Behind a screen, I saw cardboard boxes stacked high with donated clothes. Every day at 4pm, the residents form a line and are given five minutes to choose their new clothes.
“We won’t forget that they are helping us,” said my guide, showing me the white plastic wristband that entitles him and anyone who has one to food and supplies. On it was handwritten with a black marker his name and number: Abderahman Hassen, 155.
We went back outside and into another courtyard. Twenty kids of all nationalities chased each other around.
A 25-year-old student from UCT, who heard about the camp from her roommate, held a crying girl in her arms.
“We are waiting for someone to tell us what to do,” said Hassen.
“We don’t know what’s going to happen. But nothing will be the same as before.”
Violence spreads to informal settlements around Cape Town
UPDATE: read about the story on IOL’s (parent company of Cape Times) website.

Today’s front page
The Capetonians — cabbies, reporters, legal advocates for refugees, social workers and African traders at Greenmarket (an outdoors souvenir market for tourists) — I’ve spoken to this week didn’t think the xenophobic violence would spread from Joburg to down here.
Last night, however, something did. Hundreds of foreigners fled from the informal settlements around Cape Town, escorted in police vans, after being kicked out by their neighbors. A half dozen Somali shops were looted.
The Cape Times article is locked to nonsubscribers but here are the highlights:
“… the looting had started after a community meeting about the xenophobic clashes in Gauteng and how it may spread to the Western Cape…” [Gauteng is the region of South Africa containing Johannesburg]
“A joint operations centre had been set up [at the Killarney race course] and disaster management, police and other emergency personnel swarmed the area speaking on walkie talkies. One could be heard trying to set up a temporary mortuary in case violence erupted and people were killed.”
“A number of Somalis stood in the street, flagging down police vans and begging the officers to escort them back into the area so they could find missing relatives … The sirens often drowned out their voices as some of them tried to contact family members with their cellphones and had to give up as they could not hear.”
“… more than 100 people from other parts of Africa living in an informal settlement in Knysna sought refuge at the town’s police station last night after five Somali-owned spaza shops were looted. Although none of the foreigners living in Witlokasie had been attacked or received threats, they felt at risk, police spokesperson Malcolm Pojie said.

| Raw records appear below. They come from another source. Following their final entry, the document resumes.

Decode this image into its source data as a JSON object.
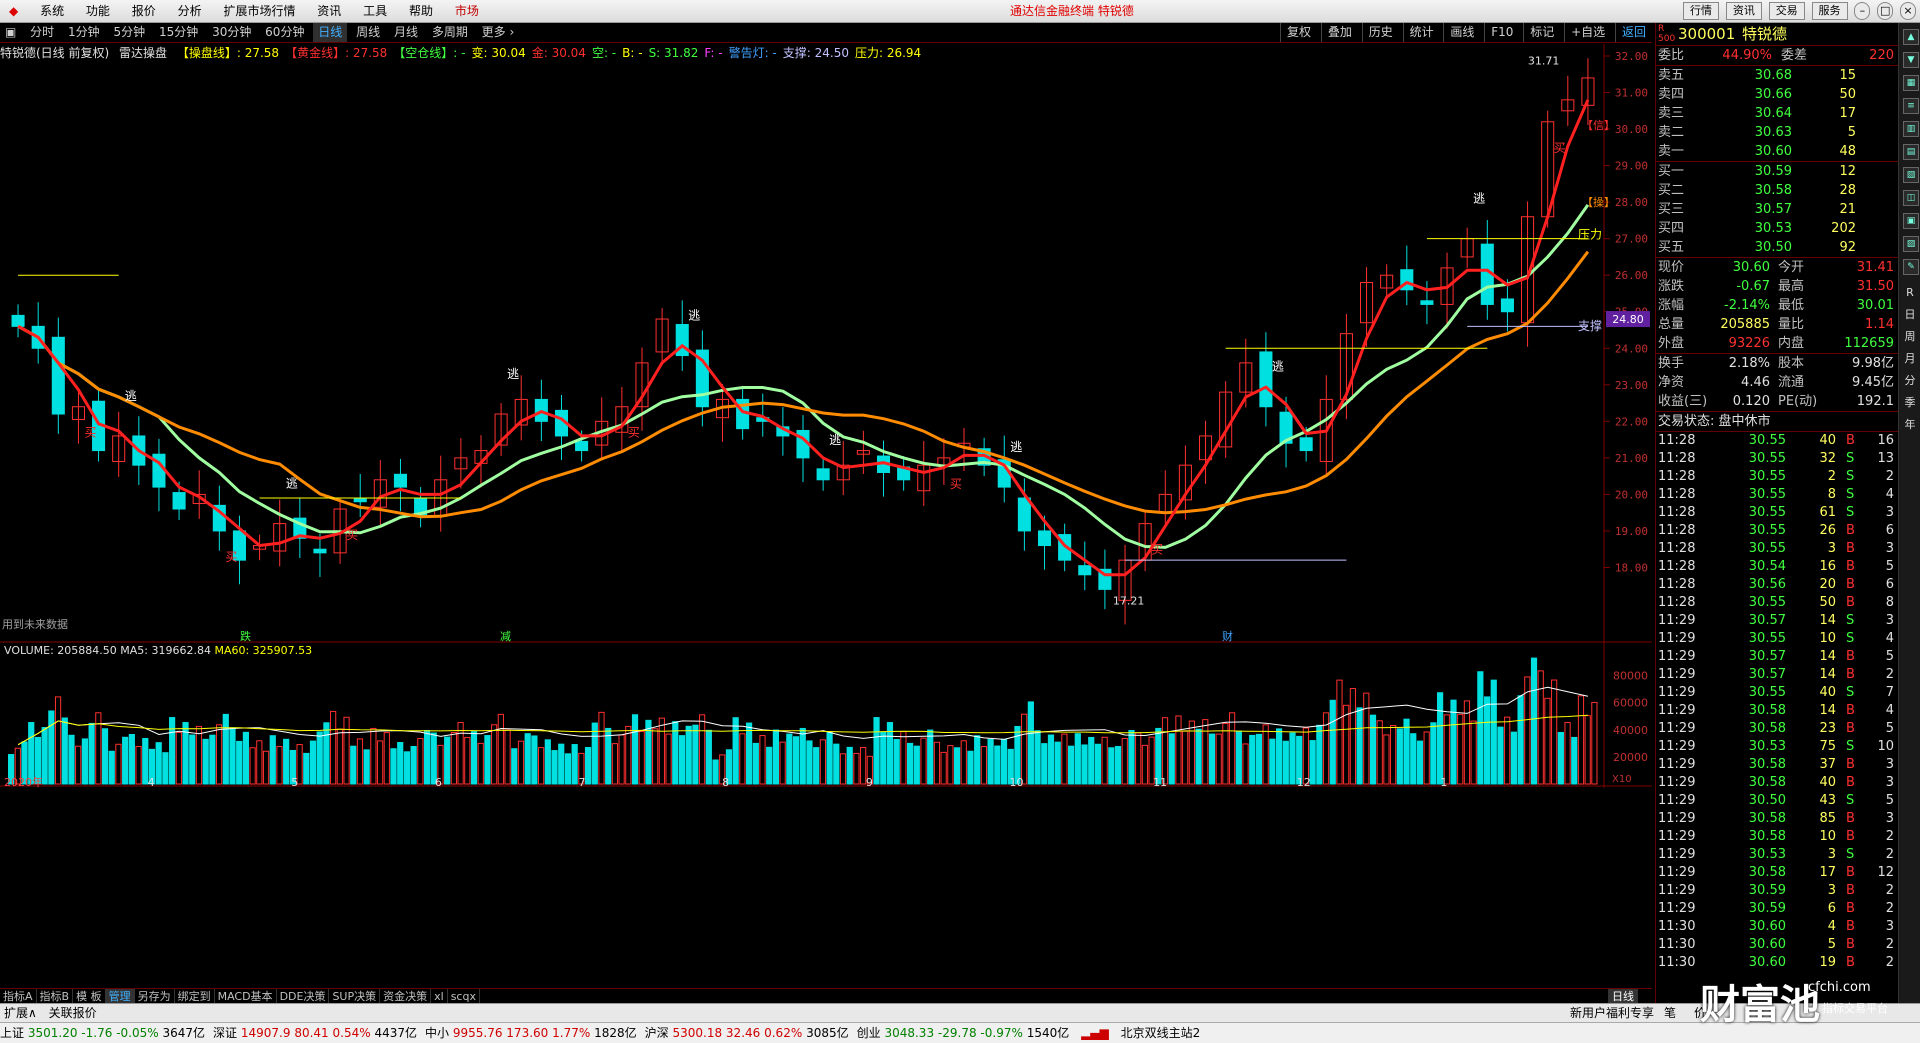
{
  "menu": {
    "items": [
      "系统",
      "功能",
      "报价",
      "分析",
      "扩展市场行情",
      "资讯",
      "工具",
      "帮助",
      "市场"
    ],
    "title": "通达信金融终端  特锐德",
    "right_buttons": [
      "行情",
      "资讯",
      "交易",
      "服务"
    ]
  },
  "period_bar": {
    "items": [
      "分时",
      "1分钟",
      "5分钟",
      "15分钟",
      "30分钟",
      "60分钟",
      "日线",
      "周线",
      "月线",
      "多周期",
      "更多 ›"
    ],
    "active": "日线",
    "right_tools": [
      "复权",
      "叠加",
      "历史",
      "统计",
      "画线",
      "F10",
      "标记",
      "+自选",
      "返回"
    ]
  },
  "indicator_line": {
    "stock": "特锐德(日线 前复权)",
    "name": "雷达操盘",
    "items": [
      {
        "label": "【操盘线】: 27.58",
        "color": "#ffff00"
      },
      {
        "label": "【黄金线】: 27.58",
        "color": "#ff3030"
      },
      {
        "label": "【空仓线】: -",
        "color": "#40ff40"
      },
      {
        "label": "变: 30.04",
        "color": "#ffff00"
      },
      {
        "label": "金: 30.04",
        "color": "#ff3030"
      },
      {
        "label": "空: -",
        "color": "#40ff40"
      },
      {
        "label": "B: -",
        "color": "#ffff00"
      },
      {
        "label": "S: 31.82",
        "color": "#40ff40"
      },
      {
        "label": "F: -",
        "color": "#ff40ff"
      },
      {
        "label": "警告灯: -",
        "color": "#40a0ff"
      },
      {
        "label": "支撑: 24.50",
        "color": "#c0c0ff"
      },
      {
        "label": "压力: 26.94",
        "color": "#ffff00"
      }
    ]
  },
  "chart_data": {
    "type": "candlestick",
    "title": "特锐德(日线 前复权)",
    "y_ticks": [
      "32.00",
      "31.00",
      "30.00",
      "29.00",
      "28.00",
      "27.00",
      "26.00",
      "25.00",
      "24.00",
      "23.00",
      "22.00",
      "21.00",
      "20.00",
      "19.00",
      "18.00"
    ],
    "price_range": [
      17.21,
      31.71
    ],
    "high_label": "31.71",
    "low_label": "17.21",
    "current_price_tag": "24.80",
    "month_labels": [
      "2020年",
      "4",
      "5",
      "6",
      "7",
      "8",
      "9",
      "10",
      "11",
      "12",
      "1"
    ],
    "bottom_markers": [
      "跌",
      "减",
      "财"
    ],
    "left_note": "用到未来数据",
    "signal_labels": {
      "buy": "买",
      "escape": "逃"
    },
    "side_labels": [
      "【信】",
      "【操】",
      "压力",
      "支撑"
    ],
    "volume": {
      "header": "VOLUME: 205884.50",
      "ma5": "MA5: 319662.84",
      "ma60": "MA60: 325907.53",
      "y_ticks": [
        "80000",
        "60000",
        "40000",
        "20000"
      ],
      "unit": "X10"
    },
    "close_series": [
      24.6,
      24.0,
      22.2,
      22.4,
      21.2,
      21.6,
      20.8,
      20.2,
      19.6,
      20.0,
      19.0,
      18.2,
      18.6,
      19.2,
      18.8,
      18.4,
      19.6,
      19.8,
      20.4,
      20.2,
      19.4,
      20.4,
      21.0,
      21.2,
      22.2,
      22.6,
      22.0,
      21.6,
      21.2,
      22.0,
      22.4,
      23.6,
      24.8,
      23.8,
      22.4,
      22.6,
      21.8,
      22.0,
      21.6,
      21.0,
      20.4,
      20.8,
      21.2,
      20.6,
      20.4,
      20.8,
      21.0,
      21.4,
      20.8,
      20.2,
      19.0,
      18.6,
      18.2,
      17.8,
      17.4,
      18.2,
      19.2,
      20.0,
      20.8,
      21.6,
      22.8,
      23.6,
      22.4,
      21.4,
      21.2,
      22.6,
      24.4,
      25.8,
      26.0,
      25.6,
      25.2,
      26.2,
      27.0,
      25.2,
      25.0,
      27.6,
      30.2,
      30.8,
      31.4
    ]
  },
  "quote": {
    "code": "300001",
    "name": "特锐德",
    "weibi": {
      "l1": "委比",
      "v1": "44.90%",
      "l2": "委差",
      "v2": "220"
    },
    "sells": [
      {
        "label": "卖五",
        "price": "30.68",
        "vol": "15"
      },
      {
        "label": "卖四",
        "price": "30.66",
        "vol": "50"
      },
      {
        "label": "卖三",
        "price": "30.64",
        "vol": "17"
      },
      {
        "label": "卖二",
        "price": "30.63",
        "vol": "5"
      },
      {
        "label": "卖一",
        "price": "30.60",
        "vol": "48"
      }
    ],
    "buys": [
      {
        "label": "买一",
        "price": "30.59",
        "vol": "12"
      },
      {
        "label": "买二",
        "price": "30.58",
        "vol": "28"
      },
      {
        "label": "买三",
        "price": "30.57",
        "vol": "21"
      },
      {
        "label": "买四",
        "price": "30.53",
        "vol": "202"
      },
      {
        "label": "买五",
        "price": "30.50",
        "vol": "92"
      }
    ],
    "stats": [
      {
        "l1": "现价",
        "v1": "30.60",
        "l2": "今开",
        "v2": "31.41",
        "c1": "#40ff40",
        "c2": "#ff3030"
      },
      {
        "l1": "涨跌",
        "v1": "-0.67",
        "l2": "最高",
        "v2": "31.50",
        "c1": "#40ff40",
        "c2": "#ff3030"
      },
      {
        "l1": "涨幅",
        "v1": "-2.14%",
        "l2": "最低",
        "v2": "30.01",
        "c1": "#40ff40",
        "c2": "#40ff40"
      },
      {
        "l1": "总量",
        "v1": "205885",
        "l2": "量比",
        "v2": "1.14",
        "c1": "#ffff60",
        "c2": "#ff3030"
      },
      {
        "l1": "外盘",
        "v1": "93226",
        "l2": "内盘",
        "v2": "112659",
        "c1": "#ff3030",
        "c2": "#40ff40"
      }
    ],
    "stats2": [
      {
        "l1": "换手",
        "v1": "2.18%",
        "l2": "股本",
        "v2": "9.98亿"
      },
      {
        "l1": "净资",
        "v1": "4.46",
        "l2": "流通",
        "v2": "9.45亿"
      },
      {
        "l1": "收益(三)",
        "v1": "0.120",
        "l2": "PE(动)",
        "v2": "192.1"
      }
    ],
    "trade_status": "交易状态: 盘中休市",
    "ticks": [
      {
        "t": "11:28",
        "p": "30.55",
        "v": "40",
        "d": "B",
        "n": "16"
      },
      {
        "t": "11:28",
        "p": "30.55",
        "v": "32",
        "d": "S",
        "n": "13"
      },
      {
        "t": "11:28",
        "p": "30.55",
        "v": "2",
        "d": "S",
        "n": "2"
      },
      {
        "t": "11:28",
        "p": "30.55",
        "v": "8",
        "d": "S",
        "n": "4"
      },
      {
        "t": "11:28",
        "p": "30.55",
        "v": "61",
        "d": "S",
        "n": "3"
      },
      {
        "t": "11:28",
        "p": "30.55",
        "v": "26",
        "d": "B",
        "n": "6"
      },
      {
        "t": "11:28",
        "p": "30.55",
        "v": "3",
        "d": "B",
        "n": "3"
      },
      {
        "t": "11:28",
        "p": "30.54",
        "v": "16",
        "d": "B",
        "n": "5"
      },
      {
        "t": "11:28",
        "p": "30.56",
        "v": "20",
        "d": "B",
        "n": "6"
      },
      {
        "t": "11:28",
        "p": "30.55",
        "v": "50",
        "d": "B",
        "n": "8"
      },
      {
        "t": "11:29",
        "p": "30.57",
        "v": "14",
        "d": "S",
        "n": "3"
      },
      {
        "t": "11:29",
        "p": "30.55",
        "v": "10",
        "d": "S",
        "n": "4"
      },
      {
        "t": "11:29",
        "p": "30.57",
        "v": "14",
        "d": "B",
        "n": "5"
      },
      {
        "t": "11:29",
        "p": "30.57",
        "v": "14",
        "d": "B",
        "n": "2"
      },
      {
        "t": "11:29",
        "p": "30.55",
        "v": "40",
        "d": "S",
        "n": "7"
      },
      {
        "t": "11:29",
        "p": "30.58",
        "v": "14",
        "d": "B",
        "n": "4"
      },
      {
        "t": "11:29",
        "p": "30.58",
        "v": "23",
        "d": "B",
        "n": "5"
      },
      {
        "t": "11:29",
        "p": "30.53",
        "v": "75",
        "d": "S",
        "n": "10"
      },
      {
        "t": "11:29",
        "p": "30.58",
        "v": "37",
        "d": "B",
        "n": "3"
      },
      {
        "t": "11:29",
        "p": "30.58",
        "v": "40",
        "d": "B",
        "n": "3"
      },
      {
        "t": "11:29",
        "p": "30.50",
        "v": "43",
        "d": "S",
        "n": "5"
      },
      {
        "t": "11:29",
        "p": "30.58",
        "v": "85",
        "d": "B",
        "n": "3"
      },
      {
        "t": "11:29",
        "p": "30.58",
        "v": "10",
        "d": "B",
        "n": "2"
      },
      {
        "t": "11:29",
        "p": "30.53",
        "v": "3",
        "d": "S",
        "n": "2"
      },
      {
        "t": "11:29",
        "p": "30.58",
        "v": "17",
        "d": "B",
        "n": "12"
      },
      {
        "t": "11:29",
        "p": "30.59",
        "v": "3",
        "d": "B",
        "n": "2"
      },
      {
        "t": "11:29",
        "p": "30.59",
        "v": "6",
        "d": "B",
        "n": "2"
      },
      {
        "t": "11:30",
        "p": "30.60",
        "v": "4",
        "d": "B",
        "n": "3"
      },
      {
        "t": "11:30",
        "p": "30.60",
        "v": "5",
        "d": "B",
        "n": "2"
      },
      {
        "t": "11:30",
        "p": "30.60",
        "v": "19",
        "d": "B",
        "n": "2"
      }
    ],
    "side_icons": [
      "R",
      "日",
      "周",
      "月",
      "分",
      "季",
      "年"
    ]
  },
  "tabs": {
    "items": [
      "指标A",
      "指标B",
      "模 板",
      "管理",
      "另存为",
      "绑定到",
      "MACD基本",
      "DDE决策",
      "SUP决策",
      "资金决策",
      "xl",
      "scqx"
    ],
    "active": "管理",
    "period_label": "日线"
  },
  "subbar": {
    "left1": "扩展∧",
    "left2": "关联报价",
    "right1": "新用户福利专享",
    "right2": "笔",
    "right3": "价"
  },
  "status": {
    "indices": [
      {
        "name": "上证",
        "val": "3501.20",
        "chg": "-1.76",
        "pct": "-0.05%",
        "amt": "3647亿",
        "dir": "dn"
      },
      {
        "name": "深证",
        "val": "14907.9",
        "chg": "80.41",
        "pct": "0.54%",
        "amt": "4437亿",
        "dir": "up"
      },
      {
        "name": "中小",
        "val": "9955.76",
        "chg": "173.60",
        "pct": "1.77%",
        "amt": "1828亿",
        "dir": "up"
      },
      {
        "name": "沪深",
        "val": "5300.18",
        "chg": "32.46",
        "pct": "0.62%",
        "amt": "3085亿",
        "dir": "up"
      },
      {
        "name": "创业",
        "val": "3048.33",
        "chg": "-29.78",
        "pct": "-0.97%",
        "amt": "1540亿",
        "dir": "dn"
      }
    ],
    "server": "北京双线主站2"
  },
  "watermark": {
    "big": "财富池",
    "site": "cfchi.com",
    "sub": "指标交易平台"
  }
}
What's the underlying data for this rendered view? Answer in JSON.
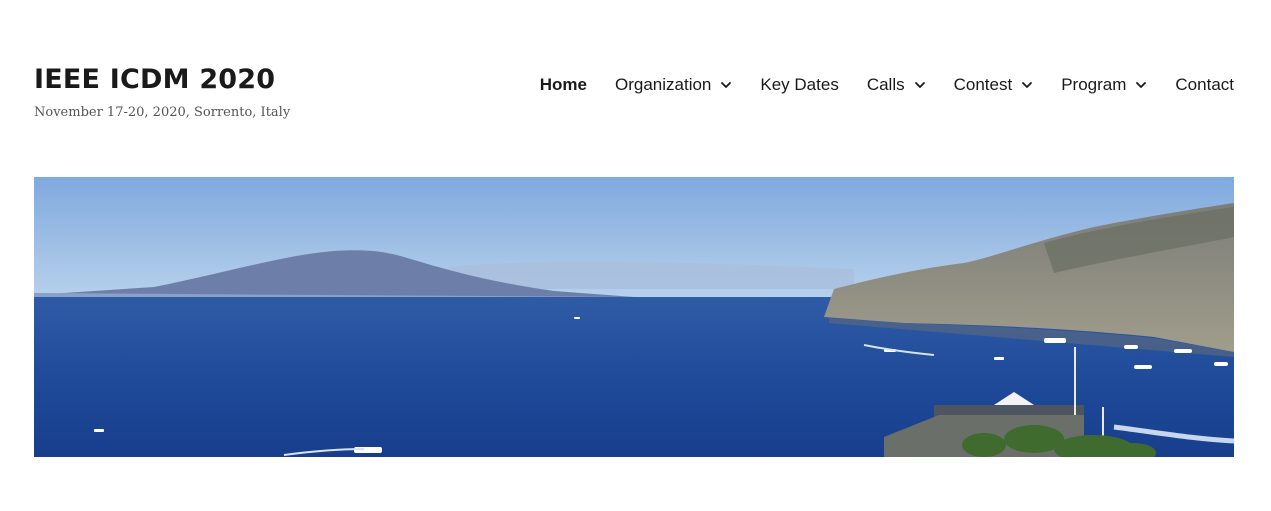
{
  "site": {
    "title": "IEEE ICDM 2020",
    "tagline": "November 17-20, 2020, Sorrento, Italy"
  },
  "nav": {
    "items": [
      {
        "label": "Home",
        "active": true,
        "has_dropdown": false
      },
      {
        "label": "Organization",
        "active": false,
        "has_dropdown": true
      },
      {
        "label": "Key Dates",
        "active": false,
        "has_dropdown": false
      },
      {
        "label": "Calls",
        "active": false,
        "has_dropdown": true
      },
      {
        "label": "Contest",
        "active": false,
        "has_dropdown": true
      },
      {
        "label": "Program",
        "active": false,
        "has_dropdown": true
      },
      {
        "label": "Contact",
        "active": false,
        "has_dropdown": false
      }
    ]
  },
  "hero": {
    "image": "bay-of-naples-panorama",
    "colors": {
      "sky_top": "#7fa9de",
      "sky_horizon": "#b9d2ec",
      "sea_far": "#2f5ba6",
      "sea_near": "#173e8c",
      "volcano": "#6d7fa8",
      "cliff": "#8e8b7e",
      "trees": "#3f6b2f"
    }
  }
}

They were given accommodation in a community hall.”
“Said Stephen Ngobeni, Regional Manager of Metrorail in the Western Cape: ‘Commuters can expect random searches on trains and at stations to ensure that no weapons are taken on to trains or stations. We ask our customers to bear with the inconvenience, but our actions are taken with their safety at heart.’”
The reporters have been telling me that anti-Somali sentiments have been around for a long time here — Somalis look different, speak a different language (Arabic) and have a different religion (Sunni Islam). As they were keeping watch on violence spreading to Cape Town earlier this week, they were careful to distinguish between the usual anti-Somali cases and anything new.
Also this week Germany, the U.S. and other Western nations issued travel advisories for South Africa due to the mess in Gauteng. For the most part I don’t feel scared, because for now at least it appears to be a black-on-black issue.